Il serait certes intéressant de remonter à l'origine la plus haute d'une si ancienne noblesse Bretonne, et de saluer les membres de la famille Desgrées rencontrées à Augan, à Campénéac, à Gaël, à Saint-Léry, à Vannes, et de découvrir, en ce défilé des âges, des officiers, des magistrats, des sénéchaux de Ploërmel, des présidents de la noblesse aux États de Bretagne, des défenseurs des franchises bretonnes sous Louis XV, des dirigeants avisés de la vie politique en Bretagne au XIXe et au XXe siècle. 

De même pour les des Prez de la Morlais, à l'origine à Bohal, puis dans le voisinage de Rennes, des officiers des armées royales, des échevins de Rennes, des conseillers au Parlement, des magistrats. 

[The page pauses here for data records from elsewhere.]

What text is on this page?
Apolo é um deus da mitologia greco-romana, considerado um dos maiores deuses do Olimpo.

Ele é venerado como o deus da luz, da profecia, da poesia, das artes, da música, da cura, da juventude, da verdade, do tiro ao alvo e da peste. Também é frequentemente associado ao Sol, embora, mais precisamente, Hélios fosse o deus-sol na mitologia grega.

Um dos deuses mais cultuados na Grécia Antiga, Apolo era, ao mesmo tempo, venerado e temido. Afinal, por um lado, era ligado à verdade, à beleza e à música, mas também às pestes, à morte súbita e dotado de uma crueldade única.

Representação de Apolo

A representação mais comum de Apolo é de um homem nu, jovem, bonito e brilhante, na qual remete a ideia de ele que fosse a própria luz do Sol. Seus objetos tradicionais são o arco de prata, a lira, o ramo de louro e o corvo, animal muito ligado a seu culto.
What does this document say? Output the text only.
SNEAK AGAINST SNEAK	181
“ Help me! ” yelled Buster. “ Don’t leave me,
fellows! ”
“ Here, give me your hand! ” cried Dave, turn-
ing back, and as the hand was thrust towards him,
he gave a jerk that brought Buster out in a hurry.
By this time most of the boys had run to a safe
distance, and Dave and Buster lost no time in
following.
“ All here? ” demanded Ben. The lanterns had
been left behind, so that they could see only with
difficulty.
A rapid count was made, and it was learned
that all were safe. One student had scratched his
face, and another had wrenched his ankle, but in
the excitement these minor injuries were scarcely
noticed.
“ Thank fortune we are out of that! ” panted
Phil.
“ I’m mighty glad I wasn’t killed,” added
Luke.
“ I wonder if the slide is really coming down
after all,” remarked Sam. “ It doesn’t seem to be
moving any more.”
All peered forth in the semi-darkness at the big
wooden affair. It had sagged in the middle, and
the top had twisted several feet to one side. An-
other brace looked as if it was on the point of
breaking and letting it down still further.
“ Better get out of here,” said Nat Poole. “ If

Dans la succession des âges, les deux familles apparaissent toujours, sans interruption et sans faille, avec la même solidité dans les convictions, et avec la même simplicité dans les manières, toujours près de la foule, jamais séparés par la moindre morgue de leurs voisins du peuple. 

Sans prendre, certes, aucune complaisance en l’évocation légitime d'un passé glorieux, il est salutaire à celui et à celle qui s’unissent pour ajouter un nouvel anneau à la chaîne ancestrale, de se recueillir au souvenir de ceux et celles qui furent les aïeux et les aïeules, et j'admire que ce soit le jour de ses noces, lesquelles ne pouvaient évidemment avoir la gloire du Nouveau Testament, que le jeune Tobie dit à sa jeune épouse Sara la belle paroles: Filii quippe sanctorum sumus. Nous sommes des fils de saints. 

Plus aisément que vers le passé lointain, vos regards se tournent, chers fiancés, vers vos bons parents qu’il me sera permis de saluer à la rencontre de la convergence, d'abord, Mademoiselle, votre bonne maman, et votre père, Monsieur le capitaine de frégate Bertrand des Prez de la Morlais, dont les services sont hautement appréciés dans l'aéronautique militaire, digne neveu du lieutenant-colonel aviateur des Prez de la Morlais, que les habitants de Saint-Léry eurent jadis comme maire à la suite de son propre père - dont le souvenir est encore demeuré, quoique plus de cinquante ans se soit écoulés depuis sa mort. 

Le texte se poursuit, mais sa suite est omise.